While attending the 2016 National Maker Caucus Panel in DC this summer, a member of the audience asked the question, how can a makerspace get more support from area manufacturers?

Judging by the faces and everyone leaning forward, it appeared that everyone in the audience seemed interested in the answer. Although the panelists did a good job explaining how manufacturers help educational makerspaces, the majority of the audience seemed to want more.

So I raised my hand and the moderator asked, do you have a question. “No, can I further answer the previous question?” She said go ahead. Afterwards, I had over 20 makerspaces including NASA Langley wanting my help to boost their makerspaces growth. Now I am being asked to counsel and coach makerspaces all over the country.

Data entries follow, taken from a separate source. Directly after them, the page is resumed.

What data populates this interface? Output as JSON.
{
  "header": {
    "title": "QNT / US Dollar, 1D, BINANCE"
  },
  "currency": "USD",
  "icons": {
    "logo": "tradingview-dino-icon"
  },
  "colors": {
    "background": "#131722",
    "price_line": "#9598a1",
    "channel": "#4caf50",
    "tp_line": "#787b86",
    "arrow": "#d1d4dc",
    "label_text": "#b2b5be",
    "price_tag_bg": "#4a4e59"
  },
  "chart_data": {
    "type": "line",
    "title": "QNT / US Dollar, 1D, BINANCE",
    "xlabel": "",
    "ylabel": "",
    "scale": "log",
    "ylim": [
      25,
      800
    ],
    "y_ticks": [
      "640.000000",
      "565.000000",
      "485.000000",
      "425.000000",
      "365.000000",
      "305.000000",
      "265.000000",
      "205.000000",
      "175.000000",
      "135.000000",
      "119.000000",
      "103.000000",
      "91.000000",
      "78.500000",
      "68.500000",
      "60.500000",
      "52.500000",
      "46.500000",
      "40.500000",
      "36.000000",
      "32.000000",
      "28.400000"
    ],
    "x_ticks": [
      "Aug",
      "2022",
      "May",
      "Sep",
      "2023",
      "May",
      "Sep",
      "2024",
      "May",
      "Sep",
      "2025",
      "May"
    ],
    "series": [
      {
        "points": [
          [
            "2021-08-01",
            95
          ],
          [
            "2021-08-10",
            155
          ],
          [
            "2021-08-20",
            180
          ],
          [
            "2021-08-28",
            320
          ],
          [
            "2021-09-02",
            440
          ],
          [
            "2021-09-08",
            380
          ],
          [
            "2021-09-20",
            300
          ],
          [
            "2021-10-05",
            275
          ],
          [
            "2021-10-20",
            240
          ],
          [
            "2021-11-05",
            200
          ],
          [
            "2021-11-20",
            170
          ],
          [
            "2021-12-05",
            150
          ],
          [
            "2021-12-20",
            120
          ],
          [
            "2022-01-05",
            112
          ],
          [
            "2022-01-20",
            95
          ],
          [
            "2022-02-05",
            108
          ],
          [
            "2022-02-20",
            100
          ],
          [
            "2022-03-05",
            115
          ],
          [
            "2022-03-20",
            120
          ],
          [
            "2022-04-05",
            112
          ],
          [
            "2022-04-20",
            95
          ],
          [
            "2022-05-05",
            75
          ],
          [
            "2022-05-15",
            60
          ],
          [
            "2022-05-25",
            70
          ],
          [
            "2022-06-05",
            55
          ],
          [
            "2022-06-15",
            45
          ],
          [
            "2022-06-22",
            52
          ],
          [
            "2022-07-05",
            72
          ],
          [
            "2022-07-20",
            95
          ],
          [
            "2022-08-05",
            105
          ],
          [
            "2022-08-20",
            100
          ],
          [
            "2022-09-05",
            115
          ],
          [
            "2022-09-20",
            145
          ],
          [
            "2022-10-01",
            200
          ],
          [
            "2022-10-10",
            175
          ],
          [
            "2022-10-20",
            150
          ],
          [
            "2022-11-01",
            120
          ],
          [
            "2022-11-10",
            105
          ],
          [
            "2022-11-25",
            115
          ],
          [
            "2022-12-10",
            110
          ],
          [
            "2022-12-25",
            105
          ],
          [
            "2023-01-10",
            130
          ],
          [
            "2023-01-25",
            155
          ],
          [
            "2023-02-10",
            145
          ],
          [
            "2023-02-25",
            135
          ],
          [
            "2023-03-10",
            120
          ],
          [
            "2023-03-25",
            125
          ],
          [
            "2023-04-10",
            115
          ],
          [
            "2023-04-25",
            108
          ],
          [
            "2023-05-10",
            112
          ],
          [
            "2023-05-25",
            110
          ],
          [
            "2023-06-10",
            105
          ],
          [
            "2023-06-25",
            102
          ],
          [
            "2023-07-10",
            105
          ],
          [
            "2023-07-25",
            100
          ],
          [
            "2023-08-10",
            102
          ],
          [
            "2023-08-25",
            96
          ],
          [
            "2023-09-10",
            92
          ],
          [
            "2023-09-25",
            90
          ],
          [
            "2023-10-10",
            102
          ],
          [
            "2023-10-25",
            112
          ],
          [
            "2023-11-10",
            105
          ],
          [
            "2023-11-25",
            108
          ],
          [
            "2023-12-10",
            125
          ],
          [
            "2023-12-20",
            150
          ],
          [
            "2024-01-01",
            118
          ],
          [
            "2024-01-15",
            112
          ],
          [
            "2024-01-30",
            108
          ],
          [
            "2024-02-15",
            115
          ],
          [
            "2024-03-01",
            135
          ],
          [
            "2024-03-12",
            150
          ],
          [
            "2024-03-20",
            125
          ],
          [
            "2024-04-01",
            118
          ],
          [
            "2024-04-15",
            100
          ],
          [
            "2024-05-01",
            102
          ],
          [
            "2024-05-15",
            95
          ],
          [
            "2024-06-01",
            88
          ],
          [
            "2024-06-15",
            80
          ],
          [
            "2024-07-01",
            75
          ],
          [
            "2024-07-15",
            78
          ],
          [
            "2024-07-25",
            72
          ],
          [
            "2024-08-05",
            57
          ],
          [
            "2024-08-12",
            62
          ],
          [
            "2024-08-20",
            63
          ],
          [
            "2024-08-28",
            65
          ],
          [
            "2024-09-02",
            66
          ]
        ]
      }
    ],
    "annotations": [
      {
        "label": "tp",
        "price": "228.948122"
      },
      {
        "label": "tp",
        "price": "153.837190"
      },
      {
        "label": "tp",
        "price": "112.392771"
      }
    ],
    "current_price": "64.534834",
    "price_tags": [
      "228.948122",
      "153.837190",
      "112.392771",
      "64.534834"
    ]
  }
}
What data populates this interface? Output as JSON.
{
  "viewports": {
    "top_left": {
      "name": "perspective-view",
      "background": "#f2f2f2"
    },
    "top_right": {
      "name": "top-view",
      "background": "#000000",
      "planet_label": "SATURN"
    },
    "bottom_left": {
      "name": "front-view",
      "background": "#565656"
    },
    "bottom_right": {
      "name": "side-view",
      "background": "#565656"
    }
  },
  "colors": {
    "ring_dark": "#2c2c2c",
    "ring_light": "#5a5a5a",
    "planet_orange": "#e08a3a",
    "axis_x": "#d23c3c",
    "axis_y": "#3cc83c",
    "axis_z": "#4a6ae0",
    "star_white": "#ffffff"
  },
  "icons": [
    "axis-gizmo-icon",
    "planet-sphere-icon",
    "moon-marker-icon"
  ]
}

To help more makerspaces grow, here are eight ways makerspaces can better partner with manufacturing and leverage the enormous potential to their advantage.

1. Create a Call for Equipment List

Have you created a master dream list of future equipment you want to acquire for your makerspace? When you are doing something good, like running a makerspace, the world will often conspire to help you if properly instructed how to do it. So it is very important to work with your membership and find out what they want to build and what equipment and resources are desired.

2. Partnering with the Chamber of Commerce

Have you reached out to your local Chamber of Commerce? Naturally, the chamber will want you to become a member before lifting a finger for you. But perhaps you can convince them that you are now a new resource to help with recruitment and retention of new and current businesses. Later, after you have increased your income, you can become an official member. Chambers can connect you to their manufacturing counsels, help promote your open houses, large events, training classes, and circulate your call for equipment lists. Also you need to find out who in your area is responsible for Economic Development and Retention. Having them as an advocate can help you grow and be a resource.

3. Birds of a Feather… Can Help You Soar Together.

Are you connected with area engineering associations, civic groups, and other professional associations? I highly encourage you to research your area and speak to these groups and invite them to tours of your makerspaces. Rotary, Kiwannas, Jaycees, and Civitan Chapters can help you uncover future donors of equipment, sponsors, and members. Also engineering associations like Society Manufacturing Engineering, Association for Facilities Engineering, International Facilities Management Association, and National Association Manufacturing chapters can be critical in locating much needed equipment, skills, and talented members for your makerspace.

4. Those Who Dine Together Become Friends Together

Host large dinners. What are you planning on doing for National Manufacturing Day? Why not host a Silo Busting Roundtable Maker Summit and invite different groups of your area to participate. Invite Academic, Business, Finance, Government, Art, Community and student  Leaders to sit together and discuss issues relating to making and manufacturing. Amazing the dialogue that can happen when that occurs. You may be able to find food trucks or area restaurants to donate their services and food to help.

5. Host STEM Job Fairs

On Ultimate Pi Day on March 14, 2015, I hosted a STEM related job fair and started at 9:26 and 53 seconds to correspond with job fair. We had over 200 candidates come in the rain on a Saturday to meet with 20 employers who had over 80 jobs that day. Over 20 people got hired from that event and several were extended jobs that same day.

6. Why Buy an Ad When You Can Be the News?  

Planning a major event at least once a quarter can make you newsworthy and continue to grow your makerspace mindshare in the public arena. Again continue to circulate your call for equipment lists in every media outlet possible. A makerspace got truckloads of equipment when a local manufacturer was purchased by an international firm and had to get rid of old equipment. Well that was new equipment to the makerspace and some of it was sold and generated over $20,000 in revenue.

7. Lifting Others Helps Lift Your Makerspace

Adopt a local STEM Sports Team. Robot clubs, Skills USA, and Shell Ecomarathon teams (for example) from area high schools need more mentorship, training classes, and funding to attend state and national competitions. A makerspace can provide the guidance and assistance to help these talent pools of potential engineers and technicians to compete at optimal levels. Also these community support activities can help justify receiving future grants and community support from your city. These kids and parents may also want to become official members of your makerspace.

8. Turn Fools into Geniuses

Host Inventors Lift Off Workshops — Inventors are called fools when they first get started, but once they make money they are often called geniuses. That is why I hosted a 3 day workshop starting on April Fools Day in 2015. By helping makers become in tune to patent laws, marketing strategies, business development and investment strategies, many were able to move to next level of their growth.

Makerspaces need not fear or be adversarial to manufacturing because manufacturers could become their supporters, sponsors, equipment providers, and perhaps employers to their members. They may even decide to subcontract technical projects to the makerspaces.

Hope this article helps more makerspaces flourish because the future prosperity of our nation’s economy greatly depends on the success of the maker movement!